Monday, October 1, 2012

Two Reasons Why Banks Should Promote Financial Literacy


It is not uncommon for people to believe that banks want a financially illiterate consumer base. However, new research indicates that may not be the case.

The World Bank's Financial Inclusion Global Practice has used survey results from the Consumer Protection and Financial Capability (CPFC) to illustrate what the CPFC data can tell us about the association between financial literacy, trust in financial institutions and financial inclusion. The results may surprise you.

You can read the full report by clicking here.

The research indicates two persuasive reasons for financial institutions to support a national movement to bring financial literacy into our classrooms.

1. The higher the level of financial literacy, the more formal financial products and services people use.

2. The number of formal products and services used also increases with the level of trust in financial institutions. Those who do not even know if they trust in banks, are unsurprisingly the ones with the least exposure to financial markets.

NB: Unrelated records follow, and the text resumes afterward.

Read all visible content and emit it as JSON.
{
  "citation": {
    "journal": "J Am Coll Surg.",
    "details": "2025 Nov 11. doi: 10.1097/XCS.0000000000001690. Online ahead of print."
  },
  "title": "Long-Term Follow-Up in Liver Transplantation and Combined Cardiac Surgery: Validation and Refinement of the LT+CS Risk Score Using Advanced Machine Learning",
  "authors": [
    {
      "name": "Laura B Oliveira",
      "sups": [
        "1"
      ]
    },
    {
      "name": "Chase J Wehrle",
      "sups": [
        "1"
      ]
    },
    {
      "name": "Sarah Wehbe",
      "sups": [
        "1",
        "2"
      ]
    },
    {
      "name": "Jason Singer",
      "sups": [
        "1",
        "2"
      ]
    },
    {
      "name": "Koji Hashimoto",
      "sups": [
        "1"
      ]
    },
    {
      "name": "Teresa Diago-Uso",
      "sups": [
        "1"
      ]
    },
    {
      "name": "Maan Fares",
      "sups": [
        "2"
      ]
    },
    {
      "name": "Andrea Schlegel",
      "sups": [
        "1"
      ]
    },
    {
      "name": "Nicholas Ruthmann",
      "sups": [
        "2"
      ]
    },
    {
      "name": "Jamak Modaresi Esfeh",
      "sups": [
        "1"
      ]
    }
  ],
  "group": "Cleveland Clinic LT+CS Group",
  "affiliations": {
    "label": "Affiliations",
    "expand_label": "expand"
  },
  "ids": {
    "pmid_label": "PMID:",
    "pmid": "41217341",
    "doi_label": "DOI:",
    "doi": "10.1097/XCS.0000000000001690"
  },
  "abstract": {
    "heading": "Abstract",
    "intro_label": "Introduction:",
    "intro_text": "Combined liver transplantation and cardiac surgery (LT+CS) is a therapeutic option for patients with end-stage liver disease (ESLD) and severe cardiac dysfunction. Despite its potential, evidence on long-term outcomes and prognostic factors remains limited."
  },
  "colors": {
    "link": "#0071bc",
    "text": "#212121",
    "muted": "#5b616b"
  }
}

Dr. Lusardi and Dr. Mitchell both indicated at the PWC & Knowledge@Wharton seminar this weekend that research indicates just a little bit of financial literacy translates into a 20% increase in someone's net worth over time. That is not to say that if someone receives a financial education they will always make a wise financial choice. As the World Bank points out, almost every smoker knows about the negative effects of smoking. Yet that does not always change their behavior. But that doesn't mean we should stop informing the public of the consequences of smoking cigarettes.